The plots usually start with a single strange assignment and then keep escalating. In The Real Gone Girls, Victor has to track down missing women tied to a dead madam's fortune. In My Son, The Double Agent, he is haunted by an exact double and the fear that someone else is living his life under his name. In Room at the Topless, the world thinks he is dead, which only makes his latest mission harder. Ted Mark likes spy-thriller ingredients, but he rarely treats them with much reverence.

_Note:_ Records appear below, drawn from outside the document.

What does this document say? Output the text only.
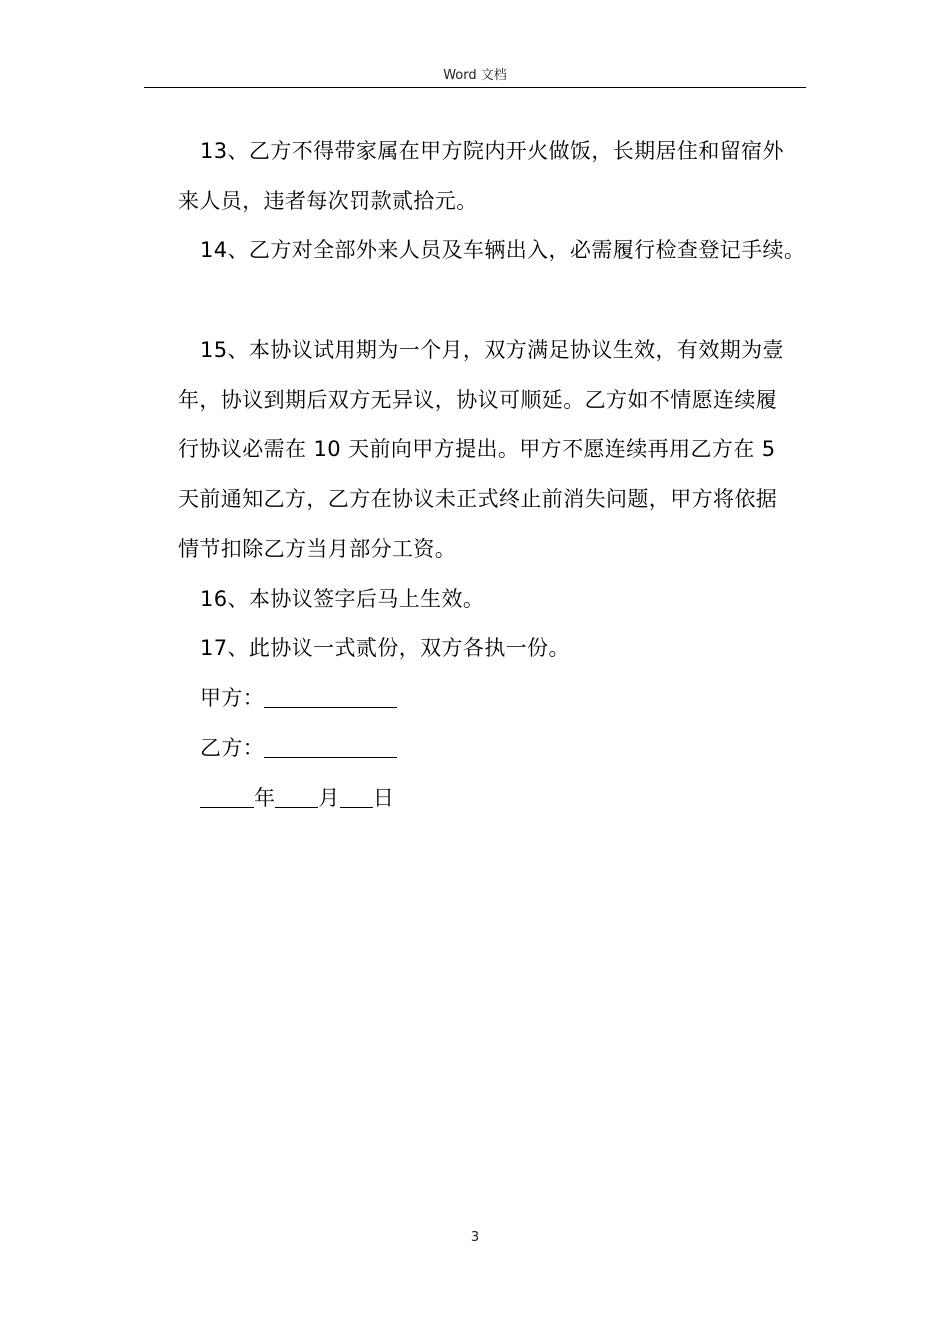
Word 文档
13、乙方不得带家属在甲方院内开火做饭，长期居住和留宿外
来人员，违者每次罚款贰拾元。
14、乙方对全部外来人员及车辆出入，必需履行检查登记手续。
15、本协议试用期为一个月，双方满足协议生效，有效期为壹
年，协议到期后双方无异议，协议可顺延。乙方如不情愿连续履
行协议必需在 10 天前向甲方提出。甲方不愿连续再用乙方在 5
天前通知乙方，乙方在协议未正式终止前消失问题，甲方将依据
情节扣除乙方当月部分工资。
16、本协议签字后马上生效。
17、此协议一式贰份，双方各执一份。
甲方：
乙方：
年 月 日
3
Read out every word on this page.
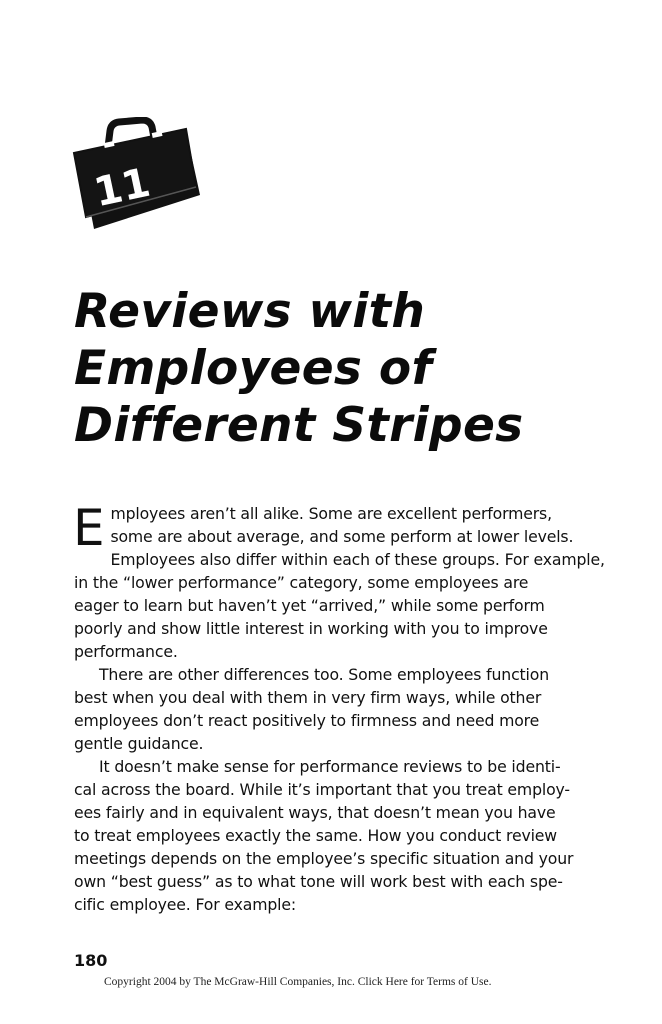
11
Reviews with
Employees of
Different Stripes

E mployees aren’t all alike. Some are excellent performers,
some are about average, and some perform at lower levels.
Employees also differ within each of these groups. For example,
in the “lower performance” category, some employees are
eager to learn but haven’t yet “arrived,” while some perform
poorly and show little interest in working with you to improve
performance.

There are other differences too. Some employees function
best when you deal with them in very firm ways, while other
employees don’t react positively to firmness and need more
gentle guidance.

It doesn’t make sense for performance reviews to be identi-
cal across the board. While it’s important that you treat employ-
ees fairly and in equivalent ways, that doesn’t mean you have
to treat employees exactly the same. How you conduct review
meetings depends on the employee’s specific situation and your
own “best guess” as to what tone will work best with each spe-
cific employee. For example:

180

Copyright 2004 by The McGraw-Hill Companies, Inc. Click Here for Terms of Use.
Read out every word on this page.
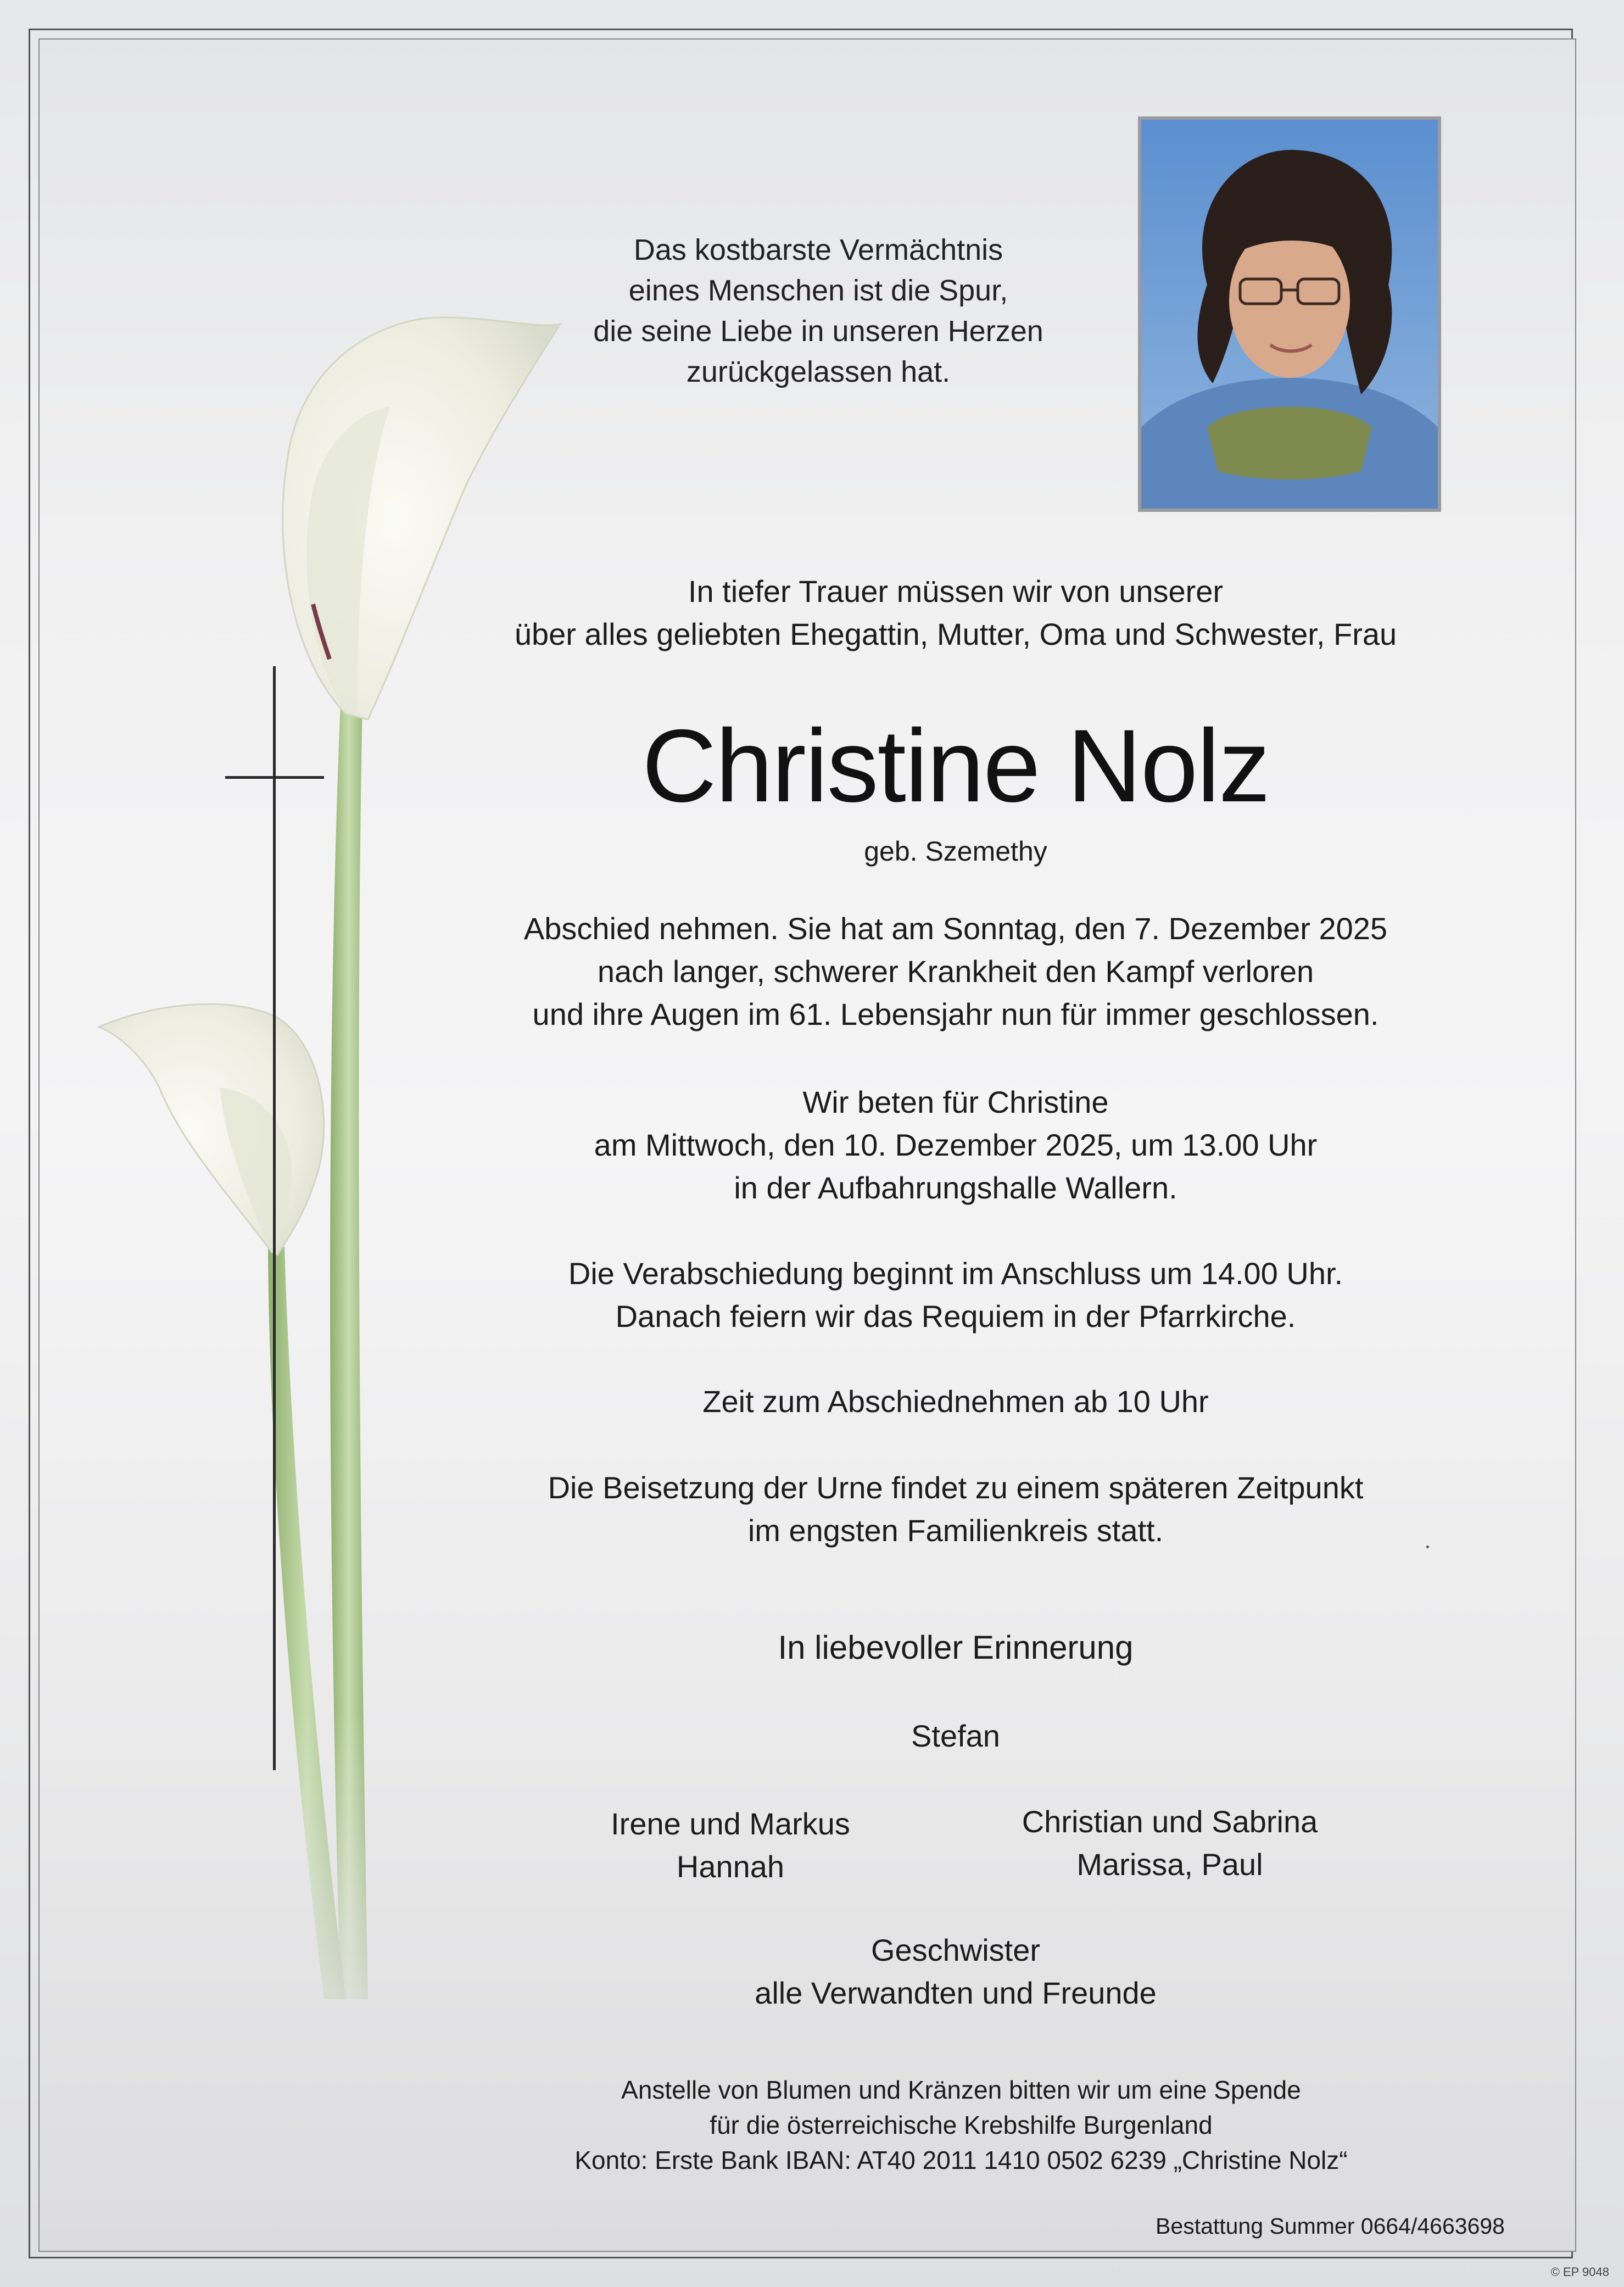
Das kostbarste Vermächtnis
eines Menschen ist die Spur,
die seine Liebe in unseren Herzen
zurückgelassen hat.
In tiefer Trauer müssen wir von unserer
über alles geliebten Ehegattin, Mutter, Oma und Schwester, Frau
Christine Nolz
geb. Szemethy
Abschied nehmen. Sie hat am Sonntag, den 7. Dezember 2025
nach langer, schwerer Krankheit den Kampf verloren
und ihre Augen im 61. Lebensjahr nun für immer geschlossen.
Wir beten für Christine
am Mittwoch, den 10. Dezember 2025, um 13.00 Uhr
in der Aufbahrungshalle Wallern.
Die Verabschiedung beginnt im Anschluss um 14.00 Uhr.
Danach feiern wir das Requiem in der Pfarrkirche.
Zeit zum Abschiednehmen ab 10 Uhr
Die Beisetzung der Urne findet zu einem späteren Zeitpunkt
im engsten Familienkreis statt.
In liebevoller Erinnerung
Stefan
Irene und Markus
Hannah
Christian und Sabrina
Marissa, Paul
Geschwister
alle Verwandten und Freunde
Anstelle von Blumen und Kränzen bitten wir um eine Spende
für die österreichische Krebshilfe Burgenland
Konto: Erste Bank IBAN: AT40 2011 1410 0502 6239 „Christine Nolz“
Bestattung Summer 0664/4663698
© EP 9048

The settings matter because the series is always reaching for the next topical backdrop. One book uses the Caribbean and Castro-era tension. Another heads to the Sunset Strip. Later entries get looser and stranger, with Back Home at the O.R.G.Y. and Come Be My O.R.G.Y. dragging Victor into time-machine trouble, and Dial O For O.R.G.Y. playing with early computer-age chaos. By the time you reach The Tight End, even pro football can become an O.R.G.Y. mission.
Realism is not the point.
What readers come to these books for is the mix, spy spoof, sex farce, topical satire, and a hero who keeps stumbling through danger with more nerve than discipline. Steve Victor wants pleasure, freedom, and maybe enough money to keep his odd little enterprise running. The world keeps answering by sending him dictators, doubles, zealots, inventors, and maniacs. If you want a neat, carefully plotted thriller series, this is not that. If you want a very 1960s paperback fever dream that keeps reinventing itself, this is exactly that.